I never want to see another picture of cars in Cuba. Whether lions in the Serengeti or fanciful birds on exotic islands, I’m often informed of places by the ceaseless broadcasting of images, from Cuba in this instance, that are force-fed online to an already bloated audience.
While appealing to many, shots (good and mediocre) of old cars in Cuba are variously hemorrhaged and consequently have become repetitive. Too many photos simply fail to evoke symbolism or feeling, and so the cars become merely static objects.
The monotony is mind-numbing. One gets the sense that Cuba exists for the pleasure of foreigners to poke cameras into the nooks and crannies of the beleaguered society, to visually raze the terrain with memory cards.
But then. On an otherwise mundane day, a guy brings in his new book of photographs from—you guessed it—Cuba. Self-published he admits, but would I mind having a look?
Oh dear lord, rescue me now. Sure, I say, leave it with me. It sits on the furthest edge of my desk for a while, until I muster the enthusiasm to pick it up. I procrastinate. Get coffee, check mail.
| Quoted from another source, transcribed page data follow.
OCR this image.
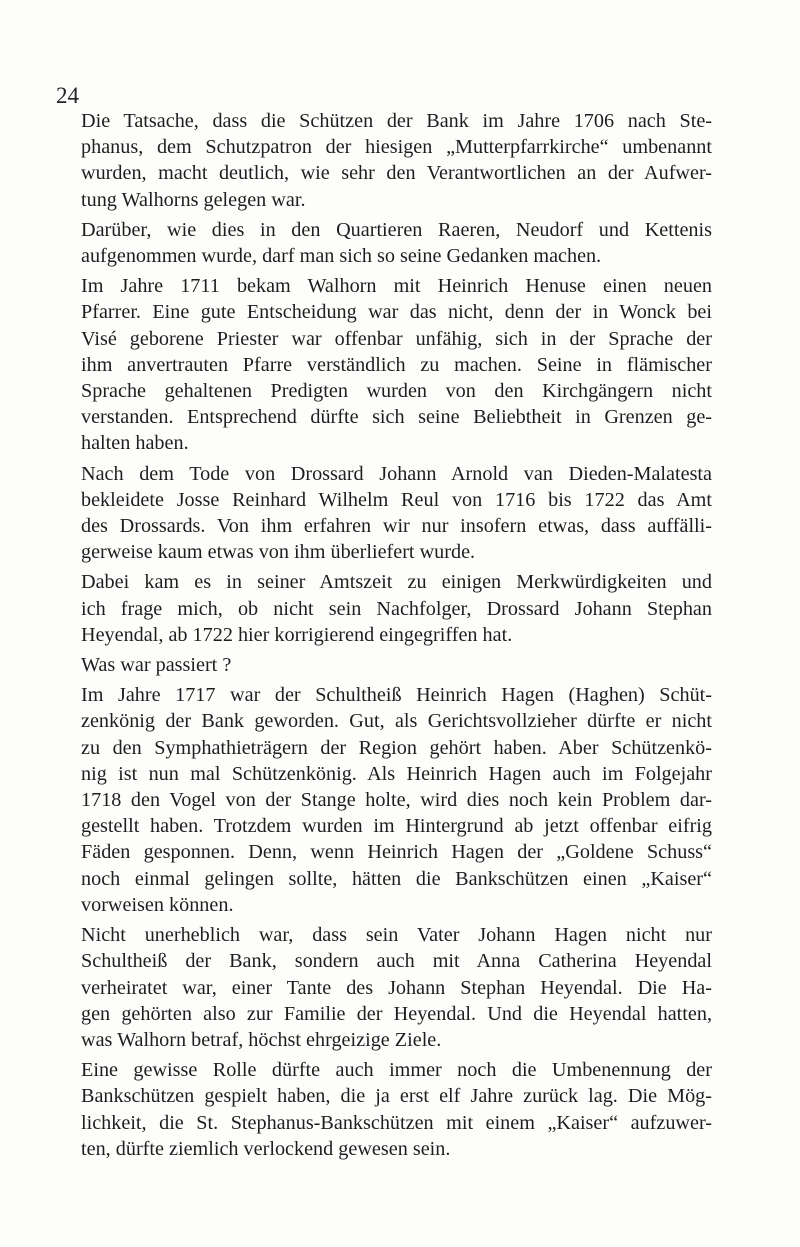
24

Die Tatsache, dass die Schützen der Bank im Jahre 1706 nach Ste-
phanus, dem Schutzpatron der hiesigen „Mutterpfarrkirche“ umbenannt
wurden, macht deutlich, wie sehr den Verantwortlichen an der Aufwer-
tung Walhorns gelegen war.

Darüber, wie dies in den Quartieren Raeren, Neudorf und Kettenis
aufgenommen wurde, darf man sich so seine Gedanken machen.

Im Jahre 1711 bekam Walhorn mit Heinrich Henuse einen neuen
Pfarrer. Eine gute Entscheidung war das nicht, denn der in Wonck bei
Visé geborene Priester war offenbar unfähig, sich in der Sprache der
ihm anvertrauten Pfarre verständlich zu machen. Seine in flämischer
Sprache gehaltenen Predigten wurden von den Kirchgängern nicht
verstanden. Entsprechend dürfte sich seine Beliebtheit in Grenzen ge-
halten haben.

Nach dem Tode von Drossard Johann Arnold van Dieden-Malatesta
bekleidete Josse Reinhard Wilhelm Reul von 1716 bis 1722 das Amt
des Drossards. Von ihm erfahren wir nur insofern etwas, dass auffälli-
gerweise kaum etwas von ihm überliefert wurde.

Dabei kam es in seiner Amtszeit zu einigen Merkwürdigkeiten und
ich frage mich, ob nicht sein Nachfolger, Drossard Johann Stephan
Heyendal, ab 1722 hier korrigierend eingegriffen hat.

Was war passiert ?

Im Jahre 1717 war der Schultheiß Heinrich Hagen (Haghen) Schüt-
zenkönig der Bank geworden. Gut, als Gerichtsvollzieher dürfte er nicht
zu den Symphathieträgern der Region gehört haben. Aber Schützenkö-
nig ist nun mal Schützenkönig. Als Heinrich Hagen auch im Folgejahr
1718 den Vogel von der Stange holte, wird dies noch kein Problem dar-
gestellt haben. Trotzdem wurden im Hintergrund ab jetzt offenbar eifrig
Fäden gesponnen. Denn, wenn Heinrich Hagen der „Goldene Schuss“
noch einmal gelingen sollte, hätten die Bankschützen einen „Kaiser“
vorweisen können.

Nicht unerheblich war, dass sein Vater Johann Hagen nicht nur
Schultheiß der Bank, sondern auch mit Anna Catherina Heyendal
verheiratet war, einer Tante des Johann Stephan Heyendal. Die Ha-
gen gehörten also zur Familie der Heyendal. Und die Heyendal hatten,
was Walhorn betraf, höchst ehrgeizige Ziele.

Eine gewisse Rolle dürfte auch immer noch die Umbenennung der
Bankschützen gespielt haben, die ja erst elf Jahre zurück lag. Die Mög-
lichkeit, die St. Stephanus-Bankschützen mit einem „Kaiser“ aufzuwer-
ten, dürfte ziemlich verlockend gewesen sein.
The cover is intriguing, so there’s that. Page one, I’m curious. Page two, I’m interested. Page three, I’m rapt.
Simple in execution, consistent in focal length and composition, the photographs are utterly captivating. One by one, Obst captures poignant tableaus of passengers riding in vintage taxis. Photographed in the inky, muggy Cuban evening as the cars slowly pass him by, the people are unguarded, or lost in thought, or tired, or urgent. The viewer, as voyeur, wades into these intensely private moments, and is snared. Here, the ubiquitous colored sedan, bordering on extinction and the subject of too many photos, plays a glorious and praise-worthy supporting role. They convey the same heroic fatigue as the people we see sitting in them, both living a tenuous salvation.
Upon closing the book, I felt I’d had the unmitigated privilege to see the eloquent series, these people, this place. To see a culture stripped of cliché, beyond its perpetual façade, was profoundly affecting.